於皓南紧紧搂着莫清诚的身子,想用自己身体的温度去安慰这个浑身颤抖的女人。
我们都犯过错,他也是,他没有理由去怪莫清诚,更没有那个资格去怪她,反而,他想更加努力的去呵护她。
他,已经无法忍受任何形式的失去她。
他不能没有她。
“呵呵。”封海发出一声冷笑,薄唇贴上杯沿,轻轻晃了一下手中的红酒,继续道,“於总倒是大度啊,但是我可做不到像你这么大度,因为被背叛的滋味,可不好受!”
封海言毕,端起红酒轻抿了一口,“知道么於总,这杯红酒,是南非原产的咖啡红干,当年还是你告诉我的,你说加了咖啡的红酒多了一分香醇,也多了一分苦涩,但是人生,本来就是有苦有甜的
。”
“当时我就很怀疑,为什么我的人生全部都是苦的,但是现在,我明白了,原来不是因为我没有甜,而是我的甜来的太迟!”
“封海,你真的觉得你现在是舒心的,快乐?我怎么不觉得?”於皓南紧抿着嘴唇,沉声道。
“封海,当年你的父母和妹妹去世完全就是一场意外,就算我母亲派人追你们,但并没有那个心思想把你们赶尽杀绝,那完全是一场意外……”
“意外?於总,你觉得是一场意外么?如果你母亲没有派人追来,我父亲就不会慌张加速,车子就不会打滑出事故,我的家人就不会死,这一切有因有果,你竟然跟我说是一场意外,真是好笑啊於总!”
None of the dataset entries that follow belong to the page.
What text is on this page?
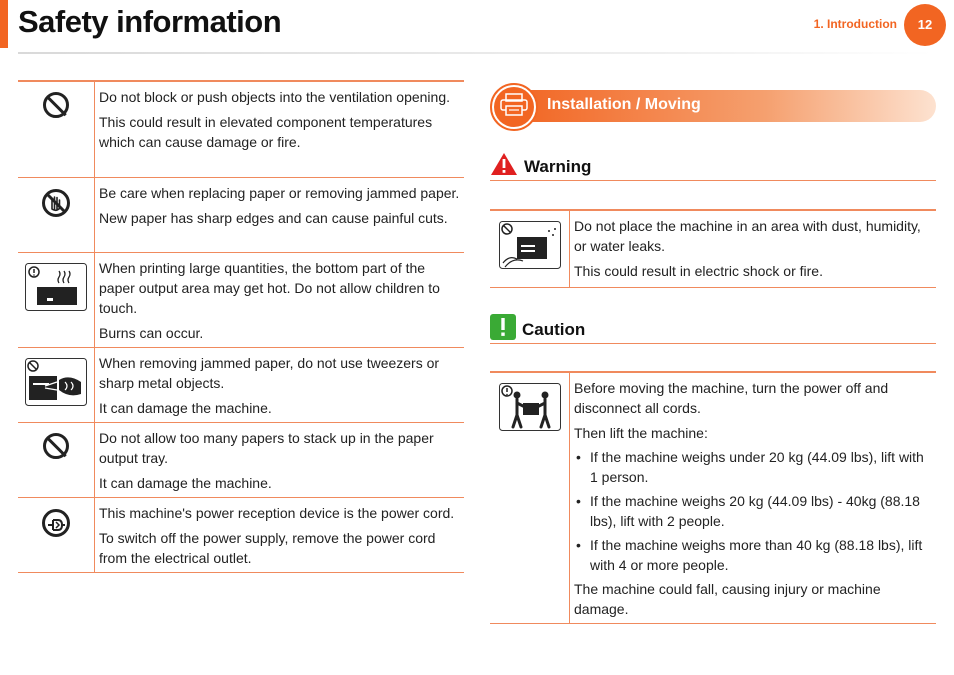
Safety information	1. Introduction	12

Do not block or push objects into the ventilation opening.

This could result in elevated component temperatures which can cause damage or fire.

Be care when replacing paper or removing jammed paper.

New paper has sharp edges and can cause painful cuts.

When printing large quantities, the bottom part of the paper output area may get hot. Do not allow children to touch.

Burns can occur.

When removing jammed paper, do not use tweezers or sharp metal objects.

It can damage the machine.

Do not allow too many papers to stack up in the paper output tray.

It can damage the machine.

This machine's power reception device is the power cord.

To switch off the power supply, remove the power cord from the electrical outlet.

Installation / Moving
Warning

Do not place the machine in an area with dust, humidity, or water leaks.

This could result in electric shock or fire.

Caution

Before moving the machine, turn the power off and disconnect all cords.

Then lift the machine:

• If the machine weighs under 20 kg (44.09 lbs), lift with 1 person.
• If the machine weighs 20 kg (44.09 lbs) - 40kg (88.18 lbs), lift with 2 people.
• If the machine weighs more than 40 kg (88.18 lbs), lift with 4 or more people.

The machine could fall, causing injury or machine damage.
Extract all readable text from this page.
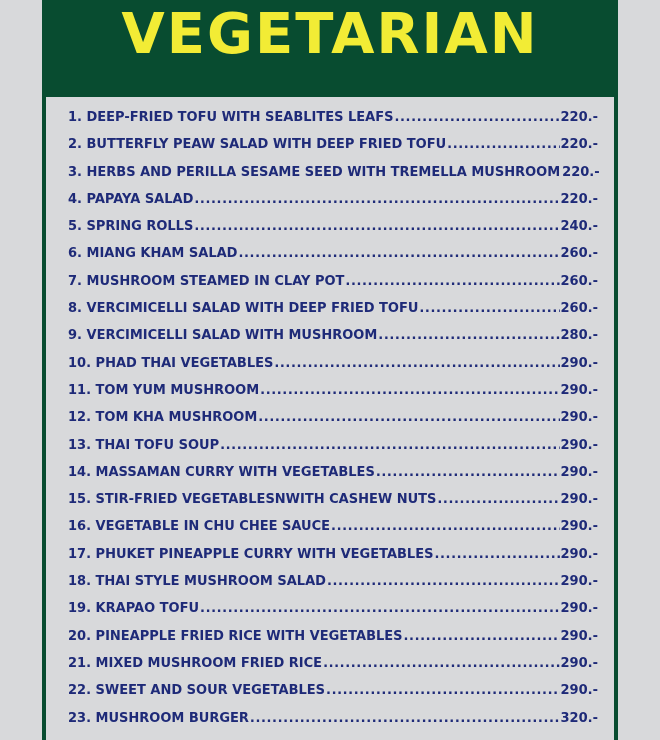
VEGETARIAN
1. DEEP-FRIED TOFU WITH SEABLITES LEAFS .....	220.-
2. BUTTERFLY PEAW SALAD WITH DEEP FRIED TOFU .....	220.-
3. HERBS AND PERILLA SESAME SEED WITH TREMELLA MUSHROOM 220.-
4. PAPAYA SALAD .....	220.-
5. SPRING ROLLS .....	240.-
6. MIANG KHAM SALAD .....	260.-
7. MUSHROOM STEAMED IN CLAY POT .....	260.-
8. VERCIMICELLI SALAD WITH DEEP FRIED TOFU .....	260.-
9. VERCIMICELLI SALAD WITH MUSHROOM .....	280.-
10. PHAD THAI VEGETABLES .....	290.-
11. TOM YUM MUSHROOM .....	290.-
12. TOM KHA MUSHROOM .....	290.-
13. THAI TOFU SOUP .....	290.-
14. MASSAMAN CURRY WITH VEGETABLES .....	290.-
15. STIR-FRIED VEGETABLESNWITH CASHEW NUTS .....	290.-
16. VEGETABLE IN CHU CHEE SAUCE .....	290.-
17. PHUKET PINEAPPLE CURRY WITH VEGETABLES .....	290.-
18. THAI STYLE MUSHROOM SALAD .....	290.-
19. KRAPAO TOFU .....	290.-
20. PINEAPPLE FRIED RICE WITH VEGETABLES .....	290.-
21. MIXED MUSHROOM FRIED RICE .....	290.-
22. SWEET AND SOUR VEGETABLES .....	290.-
23. MUSHROOM BURGER .....	320.-
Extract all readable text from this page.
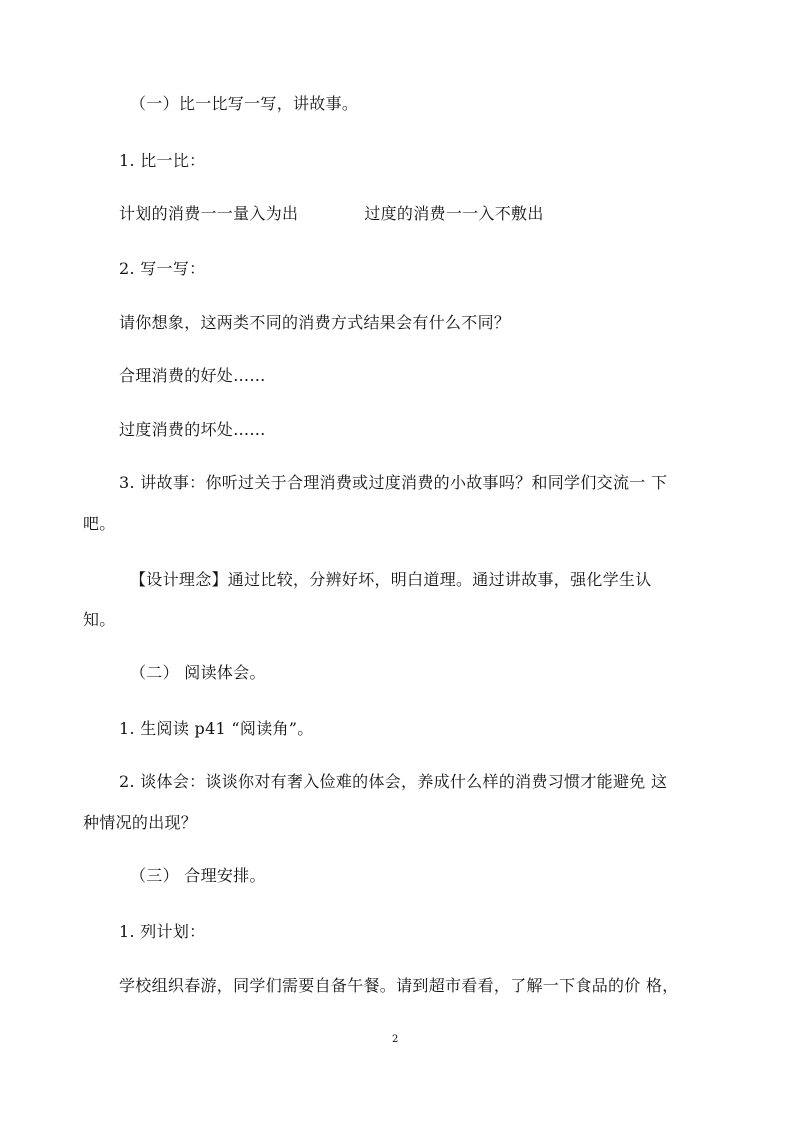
（一）比一比写一写，讲故事。
1. 比一比：
计划的消费一一量入为出	过度的消费一一入不敷出
2. 写一写：
请你想象，这两类不同的消费方式结果会有什么不同？
合理消费的好处……
过度消费的坏处……
3. 讲故事：你听过关于合理消费或过度消费的小故事吗？和同学们交流一 下
吧。
【设计理念】通过比较，分辨好坏，明白道理。通过讲故事，强化学生认
知。
（二） 阅读体会。
1. 生阅读 p41 “阅读角”。
2. 谈体会：谈谈你对有奢入俭难的体会，养成什么样的消费习惯才能避免 这
种情况的出现？
（三） 合理安排。
1. 列计划：
学校组织春游，同学们需要自备午餐。请到超市看看，了解一下食品的价 格，
2
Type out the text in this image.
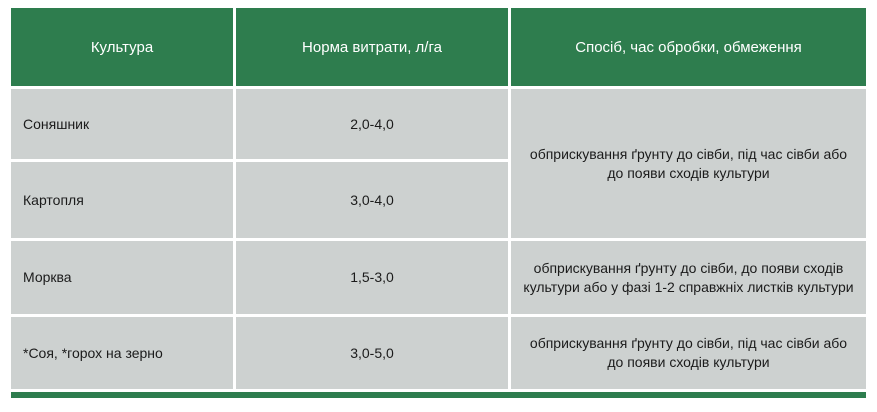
Культура	Норма витрати, л/га	Спосіб, час обробки, обмеження
Соняшник	2,0-4,0	обприскування ґрунту до сівби, під час сівби або до появи сходів культури
Картопля	3,0-4,0	
Морква	1,5-3,0	обприскування ґрунту до сівби, до появи сходів культури або у фазі 1-2 справжніх листків культури
*Соя, *горох на зерно	3,0-5,0	обприскування ґрунту до сівби, під час сівби або до появи сходів культури
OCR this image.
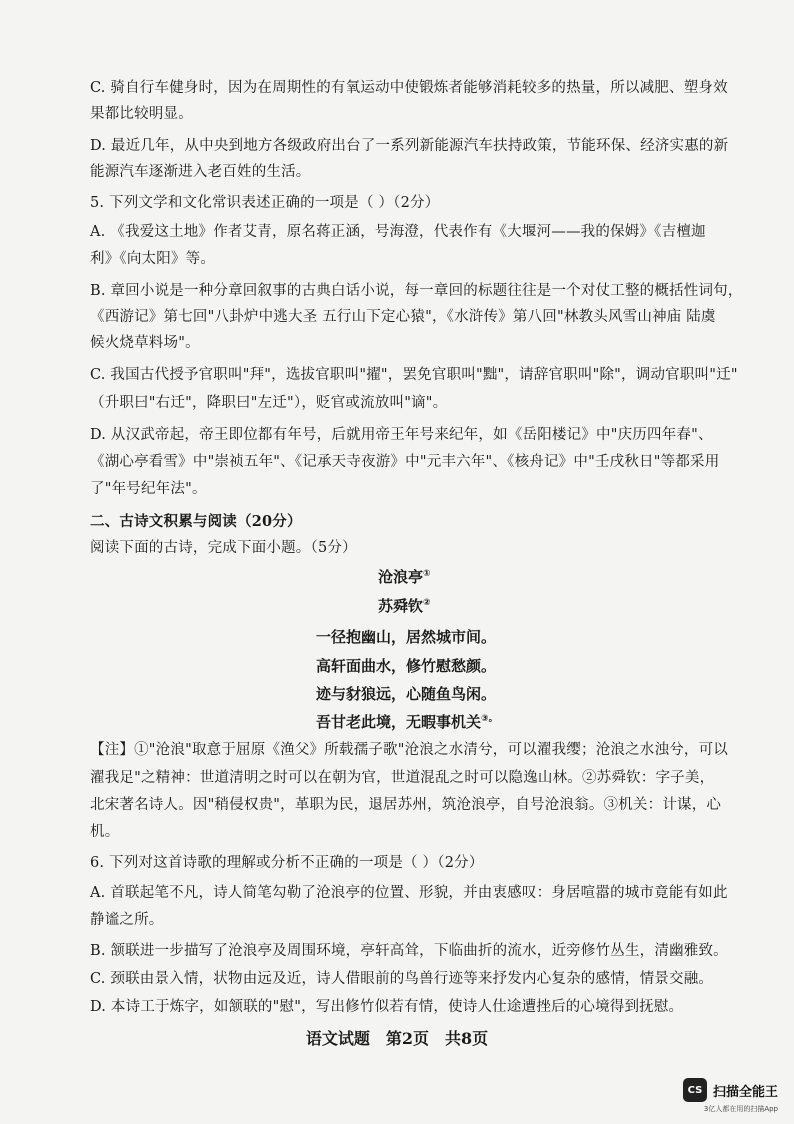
C. 骑自行车健身时，因为在周期性的有氧运动中使锻炼者能够消耗较多的热量，所以减肥、塑身效
果都比较明显。
D. 最近几年，从中央到地方各级政府出台了一系列新能源汽车扶持政策，节能环保、经济实惠的新
能源汽车逐渐进入老百姓的生活。
5. 下列文学和文化常识表述正确的一项是（ ）（2分）
A. 《我爱这土地》作者艾青，原名蒋正涵，号海澄，代表作有《大堰河——我的保姆》《吉檀迦
利》《向太阳》等。
B. 章回小说是一种分章回叙事的古典白话小说，每一章回的标题往往是一个对仗工整的概括性词句，
《西游记》第七回"八卦炉中逃大圣 五行山下定心猿"，《水浒传》第八回"林教头风雪山神庙 陆虞
候火烧草料场"。
C. 我国古代授予官职叫"拜"，选拔官职叫"擢"，罢免官职叫"黜"，请辞官职叫"除"，调动官职叫"迁"
（升职曰"右迁"，降职曰"左迁"），贬官或流放叫"谪"。
D. 从汉武帝起，帝王即位都有年号，后就用帝王年号来纪年，如《岳阳楼记》中"庆历四年春"、
《湖心亭看雪》中"崇祯五年"、《记承天寺夜游》中"元丰六年"、《核舟记》中"壬戌秋日"等都采用
了"年号纪年法"。
二、古诗文积累与阅读（20分）
阅读下面的古诗，完成下面小题。（5分）
沧浪亭①
苏舜钦②
一径抱幽山，居然城市间。
高轩面曲水，修竹慰愁颜。
迹与豺狼远，心随鱼鸟闲。
吾甘老此境，无暇事机关③。
【注】①"沧浪"取意于屈原《渔父》所载孺子歌"沧浪之水清兮，可以濯我缨；沧浪之水浊兮，可以
濯我足"之精神：世道清明之时可以在朝为官，世道混乱之时可以隐逸山林。②苏舜钦：字子美，
北宋著名诗人。因"稍侵权贵"，革职为民，退居苏州，筑沧浪亭，自号沧浪翁。③机关：计谋，心
机。
6. 下列对这首诗歌的理解或分析不正确的一项是（ ）（2分）
A. 首联起笔不凡，诗人简笔勾勒了沧浪亭的位置、形貌，并由衷感叹：身居喧嚣的城市竟能有如此
静谧之所。
B. 颔联进一步描写了沧浪亭及周围环境，亭轩高耸，下临曲折的流水，近旁修竹丛生，清幽雅致。
C. 颈联由景入情，状物由远及近，诗人借眼前的鸟兽行迹等来抒发内心复杂的感情，情景交融。
D. 本诗工于炼字，如颔联的"慰"，写出修竹似若有情，使诗人仕途遭挫后的心境得到抚慰。
语文试题　第2页　共8页
CS 扫描全能王
3亿人都在用的扫描App
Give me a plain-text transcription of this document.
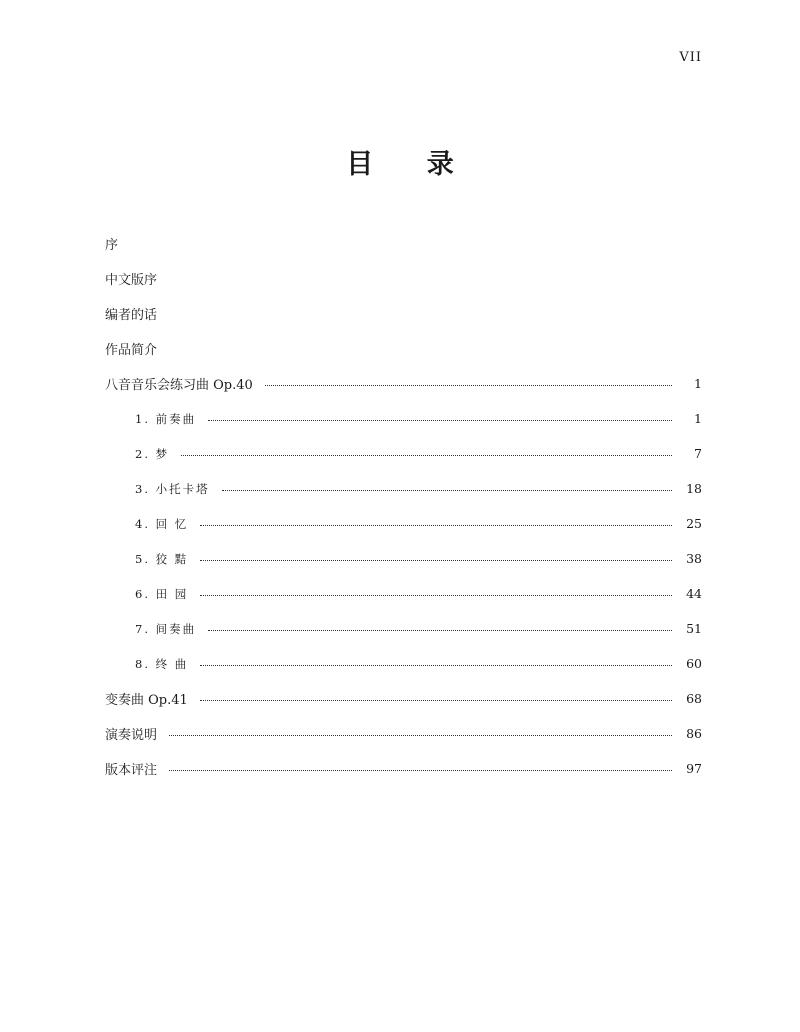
VII
目 录
序
中文版序
编者的话
作品简介
八音音乐会练习曲 Op.40	1
1. 前奏曲	1
2. 梦	7
3. 小托卡塔	18
4. 回 忆	25
5. 狡 黠	38
6. 田 园	44
7. 间奏曲	51
8. 终 曲	60
变奏曲 Op.41	68
演奏说明	86
版本评注	97
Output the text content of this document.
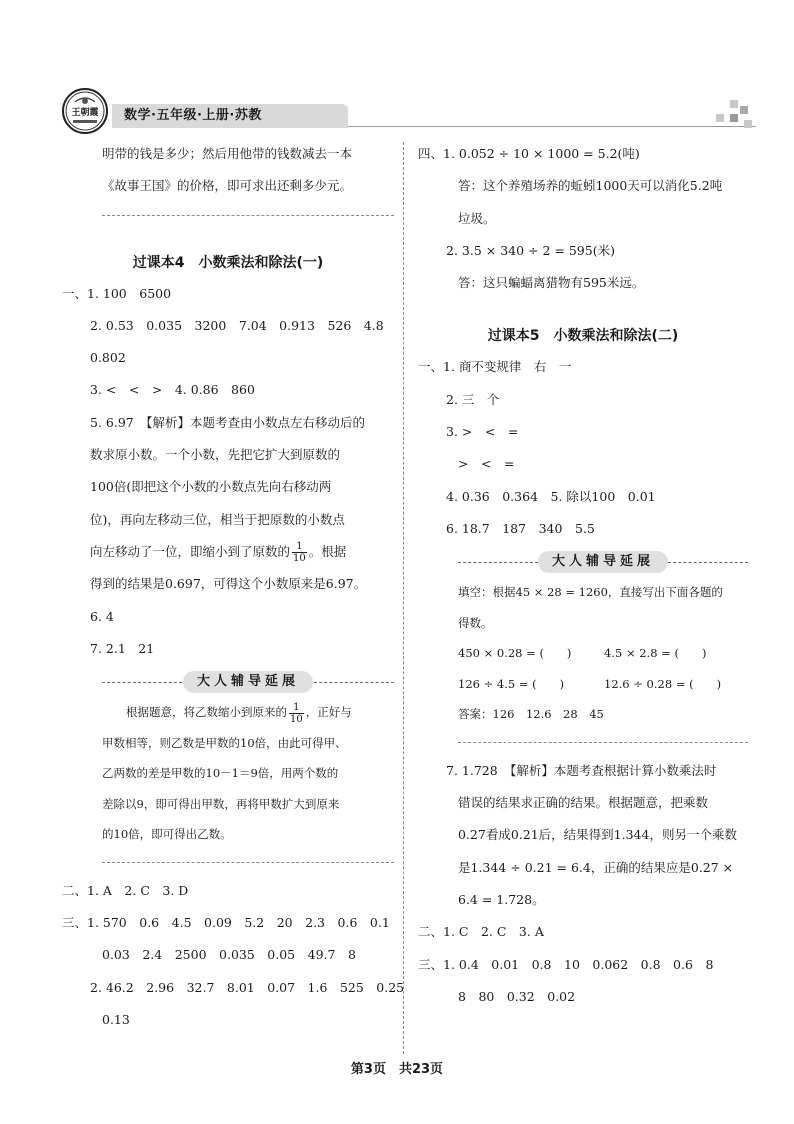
王朝霞	数学·五年级·上册·苏教
明带的钱是多少；然后用他带的钱数减去一本
《故事王国》的价格，即可求出还剩多少元。
过课本4　小数乘法和除法(一)
一、1. 100　6500
2. 0.53　0.035　3200　7.04　0.913　526　4.8
0.802
3. <　<　>　4. 0.86　860
5. 6.97　【解析】本题考查由小数点左右移动后的
数求原小数。一个小数，先把它扩大到原数的
100倍(即把这个小数的小数点先向右移动两
位)，再向左移动三位，相当于把原数的小数点
向左移动了一位，即缩小到了原数的 $\frac{1}{10}$ 。根据
得到的结果是0.697，可得这个小数原来是6.97。
6. 4
7. 2.1　21
大人辅导延展
根据题意，将乙数缩小到原来的 $\frac{1}{10}$ ，正好与
甲数相等，则乙数是甲数的10倍，由此可得甲、
乙两数的差是甲数的10－1＝9倍，用两个数的
差除以9，即可得出甲数，再将甲数扩大到原来
的10倍，即可得出乙数。
二、1. A　2. C　3. D
三、1. 570　0.6　4.5　0.09　5.2　20　2.3　0.6　0.1
0.03　2.4　2500　0.035　0.05　49.7　8
2. 46.2　2.96　32.7　8.01　0.07　1.6　525　0.25
0.13
四、1. 0.052 ÷ 10 × 1000 = 5.2(吨)
答：这个养殖场养的蚯蚓1000天可以消化5.2吨
垃圾。
2. 3.5 × 340 ÷ 2 = 595(米)
答：这只蝙蝠离猎物有595米远。
过课本5　小数乘法和除法(二)
一、1. 商不变规律　右　一
2. 三　个
3. >　<　=
>　<　=
4. 0.36̇　0.364　5. 除以100　0.01
6. 18.7　187　340　5.5
大人辅导延展
填空：根据45 × 28 = 1260，直接写出下面各题的
得数。
450 × 0.28 = (　　)	4.5 × 2.8 = (　　)
126 ÷ 4.5 = (　　)	12.6 ÷ 0.28 = (　　)
答案：126　12.6　28　45
7. 1.728　【解析】本题考查根据计算小数乘法时
错误的结果求正确的结果。根据题意，把乘数
0.27看成0.21后，结果得到1.344，则另一个乘数
是1.344 ÷ 0.21 = 6.4，正确的结果应是0.27 ×
6.4 = 1.728。
二、1. C　2. C　3. A
三、1. 0.4　0.01　0.8　10　0.062　0.8　0.6　8
8　80　0.32　0.02
第3页　共23页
於皓南看着封海的情绪明显的有些激越,这个时候是不适合惹恼他的。
他深呼一口气,低声道,“封海,我们认识那么多年了,你该了解我,我母亲对我很重要,可是现在,我母亲已经变成了那个样子,我和清诚也因为你的关系彼此折磨了那么多年,这样你的仇还没报么?你到底想怎么样?”
“这样就算报了吗?三条人命,就这样被你们扯平了么?”
“於总,你能想象一个五岁的孩子亲眼看着自己的父母死去是怎样一种心情么?你能想象那样一种恐惧到窒息的感觉么?”
“我被警察带走,送到孤儿院,整整三年,我没有说过一句话,后来我被一个神秘人士收养。”
“呵呵,其实所谓的收养都不过是一个谎言,因为被收养的人很多,都是和我差不多大的孩子,最大的十四岁,我们被集装送往南非……”
封海屏息了一下,视线灼灼的看向地上相拥的两个人,抿唇一笑继续道,“於总知道么?当时的我,只有八岁,明明还是个什么都不懂的年纪,却因为失去和毁灭懂得了太多。”
“之后的整整十年,我都在南非过着几乎嗜血无情的日子,为了活下去,我们要和野狗野狼蟒蛇战斗,为了活下去,我们必须要杀死自己的同伴,杀死昨天还和你同床共枕的某个人。”
“之后的几年,我开始接任务,去刺杀世界各地的黑道组织核心成员,呵呵,杀人对我来说,都已经是稀松平常的事情了,直到一次奉命去杀前往南非交易的黑手党头目,意外失败,受了伤,而於总你,恰好救了我……”
封海说道这里,瞳孔一下子变得锐利无比
。
他看向於皓南,视线灼灼,似要在他的身上看出两个洞来,“可是於总,你知道么?我是宁愿死,都不希望那个救我的人是你!”
“砰——”的一声脆响,封海手中的红酒杯子被他掷在地上,红色的**像是血液一般的在地上流淌,色泽明艳妖娆,却也触目惊心。
“封海,我知道,你恨我,恨我母亲,恨我们於家的人,但是我们认识这么多年,我自认对你无愧于心,除了罗杰,我最信任的人就是你,如果你对我哪怕有一丁点的情分,我只希望你能放了我的妻子,我的命,交给你!”
於皓南说罢,黑亮的眸子里闪过一丝凄迷,甚至是恳求,他於皓南在求他,求他放了他的女人。
“不要!於皓南,我不准你这么说,封海,你要杀就杀了我吧,你害死了我母亲,你回的我家破人亡,就算你放过我,我也不会放过你,所以为了避免以后冤冤相报,你最好现在就杀了我,不然我不会放过你,绝对不会!”